FRüHE PRäGUNG: DAS HABE ICH ALS KIND üBER EINSAMKEIT GELERNT

Einsamkeit bedeutet nicht für alle Menschen dasselbe: Manche fühlen sich einsam, wenn sie allein sind, andere in Gesellschaft. Unsere Autorin teilt ihre Erfahrungen mit Einsamkeit – und was sie daraus gelernt hat.

Kürzlich habe ich einen Satz gelesen, der mich nachdenklich gemacht hat: "Nichts fühlt sich einsamer an, als allein im Restaurant zu sitzen". Geschrieben hat ihn der Spiegel-Kolumnist Daniel Haas in einem lesenswerten Artikel über seine Erfahrungen mit Einsamkeit. Spontan habe ich gedacht: Allein im Restaurant sitzen? Gehört zu meinen liebsten Momenten. Einsam fühle ich mich eher in Gesellschaft: wenn ich mit Menschen zusammen bin – und sie nicht verstehe.

In einem Moment, in dem sich alle für ein Thema begeistern, für das ich mich einfach nicht interessieren kann – die neue H&M-Kollektion, den Börsenkursverlauf der Siemens-Aktie, den elften Geburtstag von Prinz George. Mein Einsamkeitsgefühl kann in Situationen aufkommen, in denen mir niemals einfiele, mich so zu verhalten wie die Menschen um mich herum – mitten im Gespräch das Handy herausholen und einen Chat anfangen oder damit plötzlich Selfies machen oder eine Straßenlaterne fotografieren.

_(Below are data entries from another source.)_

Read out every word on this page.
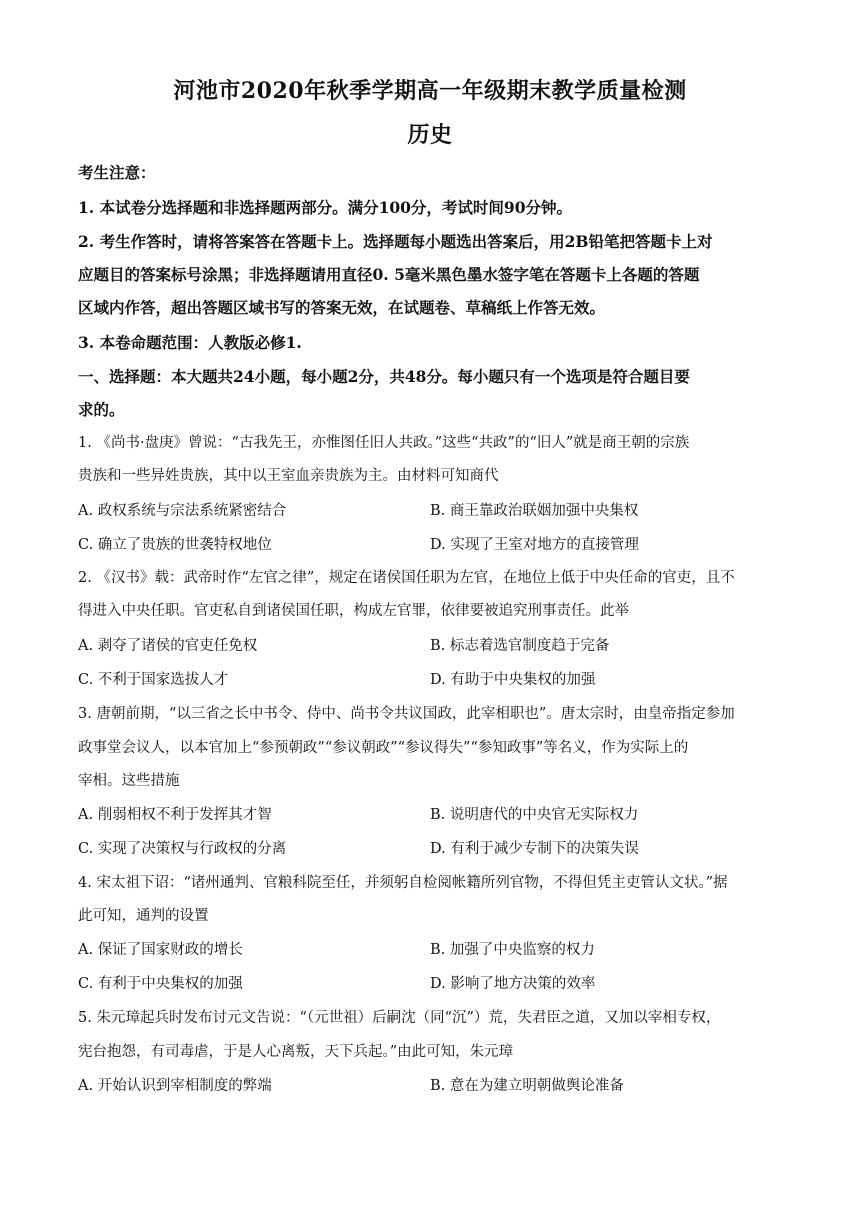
河池市2020年秋季学期高一年级期末教学质量检测
历史
考生注意：
1. 本试卷分选择题和非选择题两部分。满分100分，考试时间90分钟。
2. 考生作答时，请将答案答在答题卡上。选择题每小题选出答案后，用2B铅笔把答题卡上对
应题目的答案标号涂黑；非选择题请用直径0. 5毫米黑色墨水签字笔在答题卡上各题的答题
区域内作答，超出答题区域书写的答案无效，在试题卷、草稿纸上作答无效。
3. 本卷命题范围：人教版必修1.
一、选择题：本大题共24小题，每小题2分，共48分。每小题只有一个选项是符合题目要
求的。
1. 《尚书·盘庚》曾说：“古我先王，亦惟图任旧人共政。”这些“共政”的“旧人”就是商王朝的宗族
贵族和一些异姓贵族，其中以王室血亲贵族为主。由材料可知商代
A. 政权系统与宗法系统紧密结合	B. 商王靠政治联姻加强中央集权
C. 确立了贵族的世袭特权地位	D. 实现了王室对地方的直接管理
2. 《汉书》载：武帝时作“左官之律”，规定在诸侯国任职为左官，在地位上低于中央任命的官吏，且不
得进入中央任职。官吏私自到诸侯国任职，构成左官罪，依律要被追究刑事责任。此举
A. 剥夺了诸侯的官吏任免权	B. 标志着选官制度趋于完备
C. 不利于国家选拔人才	D. 有助于中央集权的加强
3. 唐朝前期，“以三省之长中书令、侍中、尚书令共议国政，此宰相职也”。唐太宗时，由皇帝指定参加
政事堂会议人，以本官加上“参预朝政”“参议朝政”“参议得失”“参知政事”等名义，作为实际上的
宰相。这些措施
A. 削弱相权不利于发挥其才智	B. 说明唐代的中央官无实际权力
C. 实现了决策权与行政权的分离	D. 有利于减少专制下的决策失误
4. 宋太祖下诏：“诸州通判、官粮科院至任，并须躬自检阅帐籍所列官物，不得但凭主吏管认文状。”据
此可知，通判的设置
A. 保证了国家财政的增长	B. 加强了中央监察的权力
C. 有利于中央集权的加强	D. 影响了地方决策的效率
5. 朱元璋起兵时发布讨元文告说：“（元世祖）后嗣沈（同“沉”）荒，失君臣之道，又加以宰相专权，
宪台抱怨，有司毒虐，于是人心离叛，天下兵起。”由此可知，朱元璋
A. 开始认识到宰相制度的弊端	B. 意在为建立明朝做舆论准备
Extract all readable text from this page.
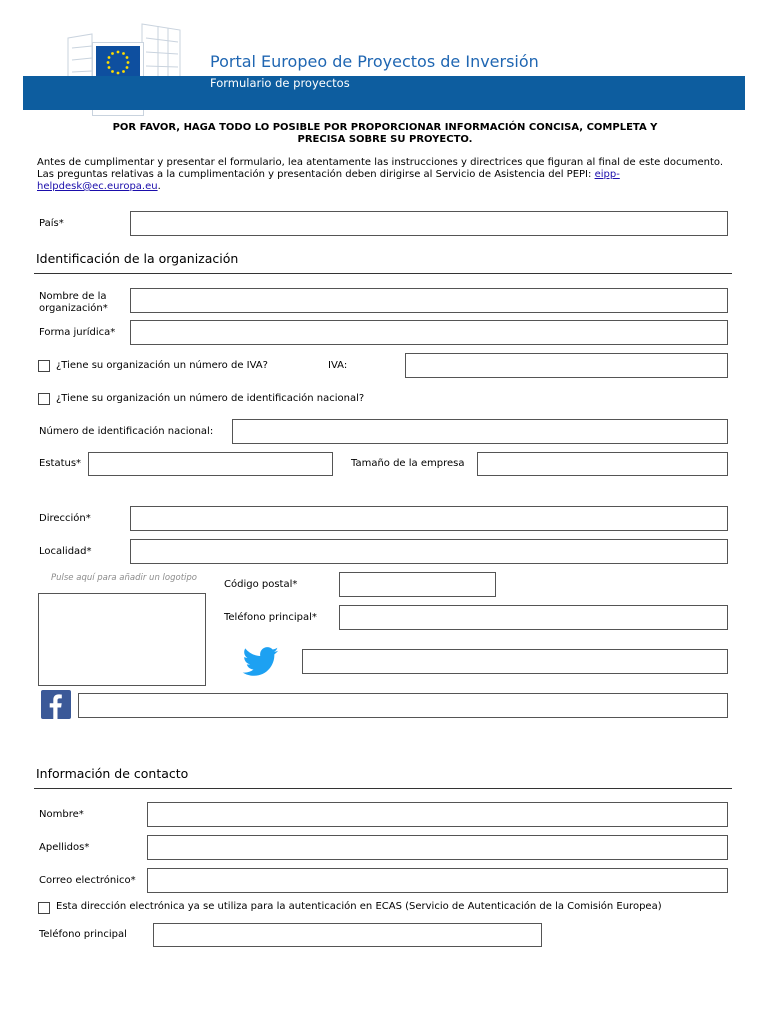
Portal Europeo de Proyectos de Inversión
Formulario de proyectos
POR FAVOR, HAGA TODO LO POSIBLE POR PROPORCIONAR INFORMACIÓN CONCISA, COMPLETA Y PRECISA SOBRE SU PROYECTO.
Antes de cumplimentar y presentar el formulario, lea atentamente las instrucciones y directrices que figuran al final de este documento. Las preguntas relativas a la cumplimentación y presentación deben dirigirse al Servicio de Asistencia del PEPI: eipp-helpdesk@ec.europa.eu.
País*
Identificación de la organización
Nombre de la organización*
Forma jurídica*
¿Tiene su organización un número de IVA?	IVA:
¿Tiene su organización un número de identificación nacional?
Número de identificación nacional:
Estatus*	Tamaño de la empresa
Dirección*
Localidad*
Pulse aquí para añadir un logotipo
Código postal*
Teléfono principal*
Información de contacto
Nombre*
Apellidos*
Correo electrónico*
Esta dirección electrónica ya se utiliza para la autenticación en ECAS (Servicio de Autenticación de la Comisión Europea)
Teléfono principal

An sich ist mit solchen Momenten nichts verkehrt. Es darf sie geben, schließlich sind Menschen unterschiedlich, haben heterogene Interessen und eigene Wahrnehmungen der Welt. Doch manchmal, wenn ich solche Situationen erlebe, versetzen sie mich zurück in meine Kindheit. In Jahre, in denen ich unerträglich einsam war – und in denen ich damit begonnen habe, Einsamkeit mit einem zweiten Gefühl zu verknüpfen, das letztlich auch eine Überzeugung in mir wurde: dem, dass ich falsch bin und etwas mit mir nicht stimmt.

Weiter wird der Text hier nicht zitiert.